II. Ecart prend corps, si l’on veut bien admettre que la naissance est toujours précédée de la conception, entre deux documenta (Kassel), celle de 1968 et celle de 1972. L’une accrédite définitivement. dans l’Europe des premiers triomphes de la consommation, l’existence du Pop Art, réaction à l’expressionnisme abstrait attachée à montrer que la réalité ressemble aux objets réels installés dans la vie et l’art comme autant de compagnons triviaux et captivants. L’autre2 culmine (à côté de différentes interrogations) dans l’émergence soudaine de l’hyperréalisme. L’impeccable mimétisme photographique de la peinture convient à ce temps de Restauration renouvelée. L’art lié au « système » nettoie les apparences et les états d’âme. La société défile devant de clinquantes façades qui éconduisent toute intimité, pendant que l’Amérique bombarde le Vietnam.
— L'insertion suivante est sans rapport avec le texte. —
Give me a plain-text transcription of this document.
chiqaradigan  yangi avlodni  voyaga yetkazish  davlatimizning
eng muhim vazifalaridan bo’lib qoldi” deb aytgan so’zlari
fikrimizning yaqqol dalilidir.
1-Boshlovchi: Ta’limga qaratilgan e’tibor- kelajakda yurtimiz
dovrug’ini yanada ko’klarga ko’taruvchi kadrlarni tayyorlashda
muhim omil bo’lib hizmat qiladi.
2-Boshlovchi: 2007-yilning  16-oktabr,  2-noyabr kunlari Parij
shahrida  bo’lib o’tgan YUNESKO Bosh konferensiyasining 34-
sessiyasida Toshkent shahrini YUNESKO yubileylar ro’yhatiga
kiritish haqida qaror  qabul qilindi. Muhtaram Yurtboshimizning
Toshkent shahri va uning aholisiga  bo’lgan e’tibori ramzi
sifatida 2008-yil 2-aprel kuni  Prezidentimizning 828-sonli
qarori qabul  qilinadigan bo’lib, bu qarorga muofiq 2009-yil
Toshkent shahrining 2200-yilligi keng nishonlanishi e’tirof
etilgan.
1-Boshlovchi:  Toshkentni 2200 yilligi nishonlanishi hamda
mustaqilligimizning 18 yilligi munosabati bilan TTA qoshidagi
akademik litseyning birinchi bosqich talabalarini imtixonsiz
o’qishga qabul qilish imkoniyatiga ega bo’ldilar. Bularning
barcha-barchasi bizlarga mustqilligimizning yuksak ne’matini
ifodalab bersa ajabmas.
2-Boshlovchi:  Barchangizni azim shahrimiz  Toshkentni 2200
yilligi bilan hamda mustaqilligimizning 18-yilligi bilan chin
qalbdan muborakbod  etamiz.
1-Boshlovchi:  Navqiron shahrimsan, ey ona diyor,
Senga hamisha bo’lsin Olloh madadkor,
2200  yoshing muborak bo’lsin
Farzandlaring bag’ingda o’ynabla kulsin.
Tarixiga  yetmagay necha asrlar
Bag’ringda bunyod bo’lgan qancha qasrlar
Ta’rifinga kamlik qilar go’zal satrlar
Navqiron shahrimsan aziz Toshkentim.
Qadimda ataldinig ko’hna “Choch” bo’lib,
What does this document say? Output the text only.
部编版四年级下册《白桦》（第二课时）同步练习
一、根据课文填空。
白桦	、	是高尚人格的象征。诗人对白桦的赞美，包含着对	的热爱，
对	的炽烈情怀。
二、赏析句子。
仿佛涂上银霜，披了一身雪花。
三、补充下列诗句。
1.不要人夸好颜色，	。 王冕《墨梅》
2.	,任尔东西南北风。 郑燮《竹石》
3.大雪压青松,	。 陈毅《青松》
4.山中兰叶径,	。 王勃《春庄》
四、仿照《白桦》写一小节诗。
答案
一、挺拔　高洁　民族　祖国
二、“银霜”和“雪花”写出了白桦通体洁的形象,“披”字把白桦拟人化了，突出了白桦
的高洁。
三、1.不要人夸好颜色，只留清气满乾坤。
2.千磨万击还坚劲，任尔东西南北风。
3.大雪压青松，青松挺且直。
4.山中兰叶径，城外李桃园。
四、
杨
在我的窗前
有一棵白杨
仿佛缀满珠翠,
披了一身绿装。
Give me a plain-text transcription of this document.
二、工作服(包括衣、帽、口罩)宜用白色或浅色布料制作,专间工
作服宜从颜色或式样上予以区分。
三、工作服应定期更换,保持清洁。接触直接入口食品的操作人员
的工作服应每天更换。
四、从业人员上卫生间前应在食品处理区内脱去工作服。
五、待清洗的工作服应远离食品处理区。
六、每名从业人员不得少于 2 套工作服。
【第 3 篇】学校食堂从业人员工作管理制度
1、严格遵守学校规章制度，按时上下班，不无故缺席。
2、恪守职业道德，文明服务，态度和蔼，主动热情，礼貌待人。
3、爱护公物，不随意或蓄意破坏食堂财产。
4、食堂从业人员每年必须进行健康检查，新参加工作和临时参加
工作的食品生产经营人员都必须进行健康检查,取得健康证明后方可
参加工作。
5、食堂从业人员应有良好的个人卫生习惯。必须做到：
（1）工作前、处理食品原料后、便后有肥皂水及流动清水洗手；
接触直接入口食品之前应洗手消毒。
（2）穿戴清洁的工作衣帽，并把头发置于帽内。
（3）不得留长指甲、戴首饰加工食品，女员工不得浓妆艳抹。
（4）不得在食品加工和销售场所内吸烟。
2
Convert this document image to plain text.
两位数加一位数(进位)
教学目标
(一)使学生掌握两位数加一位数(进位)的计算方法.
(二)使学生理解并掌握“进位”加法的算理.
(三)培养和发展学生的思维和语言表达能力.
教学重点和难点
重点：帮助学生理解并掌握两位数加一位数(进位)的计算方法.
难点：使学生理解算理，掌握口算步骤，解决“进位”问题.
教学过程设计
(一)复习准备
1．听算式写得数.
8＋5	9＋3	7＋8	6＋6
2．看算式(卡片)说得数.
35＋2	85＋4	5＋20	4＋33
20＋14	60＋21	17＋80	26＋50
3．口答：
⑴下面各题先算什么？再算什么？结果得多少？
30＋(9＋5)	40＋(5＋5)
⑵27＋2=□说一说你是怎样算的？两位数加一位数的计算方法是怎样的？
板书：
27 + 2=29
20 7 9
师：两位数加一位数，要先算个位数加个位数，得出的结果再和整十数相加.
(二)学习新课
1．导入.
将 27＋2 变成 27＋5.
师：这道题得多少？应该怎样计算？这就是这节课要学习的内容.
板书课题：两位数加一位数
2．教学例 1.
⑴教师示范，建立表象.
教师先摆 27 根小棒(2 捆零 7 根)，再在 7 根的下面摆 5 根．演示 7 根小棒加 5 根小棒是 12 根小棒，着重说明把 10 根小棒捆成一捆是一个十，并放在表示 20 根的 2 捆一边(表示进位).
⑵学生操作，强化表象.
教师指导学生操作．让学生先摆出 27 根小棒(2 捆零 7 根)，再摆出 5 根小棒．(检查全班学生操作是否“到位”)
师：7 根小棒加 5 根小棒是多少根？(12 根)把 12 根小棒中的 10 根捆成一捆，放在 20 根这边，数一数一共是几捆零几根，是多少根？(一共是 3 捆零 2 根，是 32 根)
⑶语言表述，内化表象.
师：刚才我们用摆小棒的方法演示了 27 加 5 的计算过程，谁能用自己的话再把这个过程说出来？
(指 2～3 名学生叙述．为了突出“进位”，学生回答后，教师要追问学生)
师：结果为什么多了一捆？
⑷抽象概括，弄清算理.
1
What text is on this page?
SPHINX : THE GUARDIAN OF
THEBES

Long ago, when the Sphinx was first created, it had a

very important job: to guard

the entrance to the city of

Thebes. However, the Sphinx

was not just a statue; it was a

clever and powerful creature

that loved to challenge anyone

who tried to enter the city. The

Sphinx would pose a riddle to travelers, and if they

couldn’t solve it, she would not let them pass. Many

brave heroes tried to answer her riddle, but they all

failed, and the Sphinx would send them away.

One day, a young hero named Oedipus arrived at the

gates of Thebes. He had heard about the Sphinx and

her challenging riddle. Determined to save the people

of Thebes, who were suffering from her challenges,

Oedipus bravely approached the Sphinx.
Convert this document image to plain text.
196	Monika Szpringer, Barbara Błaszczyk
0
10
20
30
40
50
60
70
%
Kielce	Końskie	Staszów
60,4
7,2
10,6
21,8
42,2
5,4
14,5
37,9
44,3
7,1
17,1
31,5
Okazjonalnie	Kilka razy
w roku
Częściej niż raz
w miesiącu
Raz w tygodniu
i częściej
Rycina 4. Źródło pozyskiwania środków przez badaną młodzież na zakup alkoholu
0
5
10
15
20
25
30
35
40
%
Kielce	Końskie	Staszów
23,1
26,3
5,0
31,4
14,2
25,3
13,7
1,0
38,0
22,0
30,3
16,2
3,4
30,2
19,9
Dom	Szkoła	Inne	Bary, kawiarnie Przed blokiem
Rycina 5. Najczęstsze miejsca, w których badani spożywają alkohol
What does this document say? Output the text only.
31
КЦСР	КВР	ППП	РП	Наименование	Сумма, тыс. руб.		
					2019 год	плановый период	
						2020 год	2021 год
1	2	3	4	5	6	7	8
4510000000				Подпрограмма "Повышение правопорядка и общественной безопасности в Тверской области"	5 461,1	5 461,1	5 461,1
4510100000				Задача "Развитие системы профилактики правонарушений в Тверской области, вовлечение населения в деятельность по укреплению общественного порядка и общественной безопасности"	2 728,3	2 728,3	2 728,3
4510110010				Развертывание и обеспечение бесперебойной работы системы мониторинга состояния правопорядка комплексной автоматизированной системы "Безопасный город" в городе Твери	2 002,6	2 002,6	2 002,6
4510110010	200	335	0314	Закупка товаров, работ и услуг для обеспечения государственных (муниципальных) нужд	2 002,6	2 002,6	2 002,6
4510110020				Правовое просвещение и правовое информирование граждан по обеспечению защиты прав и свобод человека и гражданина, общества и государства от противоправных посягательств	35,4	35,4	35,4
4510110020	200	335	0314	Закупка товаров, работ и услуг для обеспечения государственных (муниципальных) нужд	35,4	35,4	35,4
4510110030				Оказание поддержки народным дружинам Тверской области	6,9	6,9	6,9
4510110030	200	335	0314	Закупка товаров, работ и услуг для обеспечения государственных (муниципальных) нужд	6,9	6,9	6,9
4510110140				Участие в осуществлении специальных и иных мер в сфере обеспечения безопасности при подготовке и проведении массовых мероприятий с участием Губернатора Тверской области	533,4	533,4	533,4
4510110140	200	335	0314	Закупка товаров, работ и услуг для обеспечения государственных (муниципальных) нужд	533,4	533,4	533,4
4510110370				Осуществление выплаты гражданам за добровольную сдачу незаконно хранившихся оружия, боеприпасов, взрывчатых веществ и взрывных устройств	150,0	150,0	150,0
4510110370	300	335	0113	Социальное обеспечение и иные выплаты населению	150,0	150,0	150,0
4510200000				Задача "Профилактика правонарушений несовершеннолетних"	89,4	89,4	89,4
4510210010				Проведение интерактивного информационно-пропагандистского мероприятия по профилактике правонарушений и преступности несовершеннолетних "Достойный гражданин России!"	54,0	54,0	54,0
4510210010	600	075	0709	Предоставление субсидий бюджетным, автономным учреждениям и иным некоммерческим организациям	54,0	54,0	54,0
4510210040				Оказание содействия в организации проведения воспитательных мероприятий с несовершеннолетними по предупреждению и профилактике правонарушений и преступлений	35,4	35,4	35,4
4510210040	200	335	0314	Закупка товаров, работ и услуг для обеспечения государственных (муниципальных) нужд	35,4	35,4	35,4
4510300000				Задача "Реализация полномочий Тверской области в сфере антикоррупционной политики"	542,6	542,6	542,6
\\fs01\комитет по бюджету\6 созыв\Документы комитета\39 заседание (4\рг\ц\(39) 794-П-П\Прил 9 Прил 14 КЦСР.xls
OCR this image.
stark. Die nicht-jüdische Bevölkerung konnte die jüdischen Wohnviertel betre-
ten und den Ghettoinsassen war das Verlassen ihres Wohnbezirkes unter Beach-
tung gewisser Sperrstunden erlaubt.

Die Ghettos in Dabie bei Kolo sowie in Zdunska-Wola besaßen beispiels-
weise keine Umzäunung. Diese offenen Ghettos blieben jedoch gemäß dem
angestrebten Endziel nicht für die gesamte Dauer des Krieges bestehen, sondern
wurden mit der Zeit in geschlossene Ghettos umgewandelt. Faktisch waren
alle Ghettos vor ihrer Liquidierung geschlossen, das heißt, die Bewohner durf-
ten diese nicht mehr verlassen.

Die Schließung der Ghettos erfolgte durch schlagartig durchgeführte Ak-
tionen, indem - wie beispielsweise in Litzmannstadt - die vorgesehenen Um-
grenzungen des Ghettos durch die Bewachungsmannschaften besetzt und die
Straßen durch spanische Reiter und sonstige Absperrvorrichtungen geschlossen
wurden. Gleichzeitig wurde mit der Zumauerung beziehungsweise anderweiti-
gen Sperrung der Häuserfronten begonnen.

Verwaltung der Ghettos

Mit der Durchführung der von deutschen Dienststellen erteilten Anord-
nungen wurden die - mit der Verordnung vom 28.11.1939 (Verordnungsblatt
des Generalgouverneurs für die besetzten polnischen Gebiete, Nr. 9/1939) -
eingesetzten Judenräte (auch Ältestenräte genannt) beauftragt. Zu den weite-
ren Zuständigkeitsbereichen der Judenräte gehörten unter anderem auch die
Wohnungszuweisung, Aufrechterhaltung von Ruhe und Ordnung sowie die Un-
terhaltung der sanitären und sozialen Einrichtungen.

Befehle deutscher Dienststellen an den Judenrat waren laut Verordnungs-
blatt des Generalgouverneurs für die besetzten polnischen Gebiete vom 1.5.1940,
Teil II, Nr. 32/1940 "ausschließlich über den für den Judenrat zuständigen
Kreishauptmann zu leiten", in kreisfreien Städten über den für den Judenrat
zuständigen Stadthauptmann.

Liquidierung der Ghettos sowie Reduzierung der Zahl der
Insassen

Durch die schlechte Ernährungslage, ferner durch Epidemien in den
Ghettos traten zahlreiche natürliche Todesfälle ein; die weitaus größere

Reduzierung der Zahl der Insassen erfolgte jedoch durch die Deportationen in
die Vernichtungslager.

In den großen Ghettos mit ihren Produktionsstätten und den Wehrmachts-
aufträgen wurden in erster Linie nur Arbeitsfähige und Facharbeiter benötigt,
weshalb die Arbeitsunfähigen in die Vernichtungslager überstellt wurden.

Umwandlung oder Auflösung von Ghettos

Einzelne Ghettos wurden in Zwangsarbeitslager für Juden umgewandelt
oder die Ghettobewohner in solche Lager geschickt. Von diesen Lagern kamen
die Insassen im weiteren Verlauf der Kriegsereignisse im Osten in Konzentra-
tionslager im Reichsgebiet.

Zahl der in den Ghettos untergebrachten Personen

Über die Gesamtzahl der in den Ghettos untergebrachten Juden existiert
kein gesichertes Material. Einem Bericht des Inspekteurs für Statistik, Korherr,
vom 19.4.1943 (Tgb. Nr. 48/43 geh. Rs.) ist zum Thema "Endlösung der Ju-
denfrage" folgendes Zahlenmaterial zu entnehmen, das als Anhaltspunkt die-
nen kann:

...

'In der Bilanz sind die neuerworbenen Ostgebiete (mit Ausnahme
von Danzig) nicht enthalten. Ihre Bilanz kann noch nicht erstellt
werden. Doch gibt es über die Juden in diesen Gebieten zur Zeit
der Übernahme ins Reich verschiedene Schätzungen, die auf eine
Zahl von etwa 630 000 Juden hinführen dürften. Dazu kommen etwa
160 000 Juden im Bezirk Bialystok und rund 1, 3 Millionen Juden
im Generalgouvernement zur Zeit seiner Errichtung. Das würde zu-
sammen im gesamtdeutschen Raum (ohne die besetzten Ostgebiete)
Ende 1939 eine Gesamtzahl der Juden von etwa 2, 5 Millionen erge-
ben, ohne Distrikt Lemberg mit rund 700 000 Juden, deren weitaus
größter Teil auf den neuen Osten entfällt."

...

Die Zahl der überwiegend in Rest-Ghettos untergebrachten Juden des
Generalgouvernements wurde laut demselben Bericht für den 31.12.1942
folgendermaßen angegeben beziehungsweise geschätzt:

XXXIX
Ces avant-gardes esthétiques de beaux quartiers paraissent tenir toute la scène. Mais les coulisses bouillonnent, réagissent (à l’instar de Dada contestant naguère les faux-semblants de la société engagée dans la guerre de 1914-1918). Comme toujours depuis Rimbaud, « la vraie vie est ailleurs » – pour les jeunes artistes. Ils regardent vers d’autres pratiques, formes, enjeux, que manifeste par exemple l’exposition référentielle Quand les attitudes deviennent forme2, à la Kunsthalle de Berne (1969) : existent donc aussi, plus difficilement, l’art conceptuel, l’art minimal, l’arte povera, le Land Art, le Body Art (on rappellera encore à cet égard les expositions du Kunstmuseum de Lucerne, au tournant de 1970, consacrées aux Processus de pensée visualisés). Les heures inaugurales et canoniques du Fluxus, d’abord aux États-Unis, puis en Europe (jouées par Duchamp, Cage, Kaprow, Brecht, Maciunas, Ben, Higgins, Filliou et tant d’autres) sont, vers la fin des années 1960, certes déjà lointaines. Or, par Happening & Fluxus au Kunstverein de Cologne (1970-1971), elles sont dès lors inscrites dans l’histoire – et tout à la fois relancées.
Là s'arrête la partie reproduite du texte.